Faculty attitudes are beginning to shift around the use of open educational resources (OER), scholarly search engines such as Google Scholar and cloud-based data storage services, even though there is some divergence between their attitudes and actual behaviors in some areas.
Those are a few findings from a recently released Ithaka S+R survey of nearly 11,000 faculty members at four-year institutions across the U.S. The triennial survey explores faculty members’ behaviors and attitudes in areas including information discovery and access, data management, research dissemination, the value of the library and perceptions of student research skills.
This cycle’s survey features new questions around emerging technologies such as open educational resources and learning analytics tools that impact faculty members’ instruction practices.
“We really construct this survey instrument in a way that we aim to reflect what kinds of trends are emerging in the higher education community,” said Christine Wolff-Eisenberg, manager of surveys and research at Ithaka S+R. “What’s great about a survey like this is it’s all self-report.”

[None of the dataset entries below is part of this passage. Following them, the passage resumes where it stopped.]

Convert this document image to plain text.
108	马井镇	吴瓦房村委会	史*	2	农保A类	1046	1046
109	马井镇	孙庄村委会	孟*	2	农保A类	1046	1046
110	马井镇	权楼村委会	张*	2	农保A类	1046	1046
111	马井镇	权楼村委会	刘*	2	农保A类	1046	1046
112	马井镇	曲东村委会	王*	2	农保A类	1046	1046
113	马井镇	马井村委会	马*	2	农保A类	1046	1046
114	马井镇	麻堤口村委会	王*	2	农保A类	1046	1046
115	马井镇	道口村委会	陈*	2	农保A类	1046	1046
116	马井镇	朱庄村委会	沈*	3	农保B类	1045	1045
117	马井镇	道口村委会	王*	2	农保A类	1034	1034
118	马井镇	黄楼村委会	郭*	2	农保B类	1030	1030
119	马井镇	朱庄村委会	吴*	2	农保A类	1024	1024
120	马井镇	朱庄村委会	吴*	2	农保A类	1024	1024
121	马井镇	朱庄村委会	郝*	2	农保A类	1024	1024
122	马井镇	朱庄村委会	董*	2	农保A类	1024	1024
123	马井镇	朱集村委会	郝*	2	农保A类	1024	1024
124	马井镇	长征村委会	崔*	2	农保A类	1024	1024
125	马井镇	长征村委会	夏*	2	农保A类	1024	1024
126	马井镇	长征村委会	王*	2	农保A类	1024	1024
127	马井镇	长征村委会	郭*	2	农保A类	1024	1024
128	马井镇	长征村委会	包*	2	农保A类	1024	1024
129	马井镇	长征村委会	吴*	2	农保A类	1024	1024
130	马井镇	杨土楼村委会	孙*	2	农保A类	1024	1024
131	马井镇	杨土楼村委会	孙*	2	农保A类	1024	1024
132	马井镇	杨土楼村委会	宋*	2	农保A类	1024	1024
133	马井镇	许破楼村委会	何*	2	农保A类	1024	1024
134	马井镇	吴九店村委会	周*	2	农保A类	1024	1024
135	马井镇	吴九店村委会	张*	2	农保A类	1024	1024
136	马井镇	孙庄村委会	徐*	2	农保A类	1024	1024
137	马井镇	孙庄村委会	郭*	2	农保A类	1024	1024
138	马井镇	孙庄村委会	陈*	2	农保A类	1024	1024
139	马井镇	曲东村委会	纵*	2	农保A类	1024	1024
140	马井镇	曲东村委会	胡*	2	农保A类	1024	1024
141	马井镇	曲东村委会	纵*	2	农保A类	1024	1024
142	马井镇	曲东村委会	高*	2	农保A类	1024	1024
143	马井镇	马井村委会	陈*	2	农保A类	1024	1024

What particularly stood out to the report’s authors were survey results revealing an increase in the share of faculty who, in theory, would like to see an open access publication model. But even with this attitude shift, traditional scholarly incentives – tenure and promotion, contract renewals or reappointments, for instance – influence faculty respondents’ decision-making around the use of a subscription-based publication model, Wolff-Eisenberg said.
“We really see that continue in the 2018 cycle and it’s something we’ve been tracking for many years and have seen relatively little movement on it,” she added of faculty. “But when it comes to their attitude, there’s a growing appetite for [an open access publication model].”
Another notable takeaway was the revelation of many faculty members’ skepticism around the value of using learning analytics tools. For faculty who have used and have not used learning analytics tools, “neither of those groups are especially enthusiastic about the kind of promise that these tools hold for helping them improve their instruction or helping their students in their learning outcomes,” Wolff-Eisenberg said, pointing out that the emerging technology is something that “faculty are still figuring out.”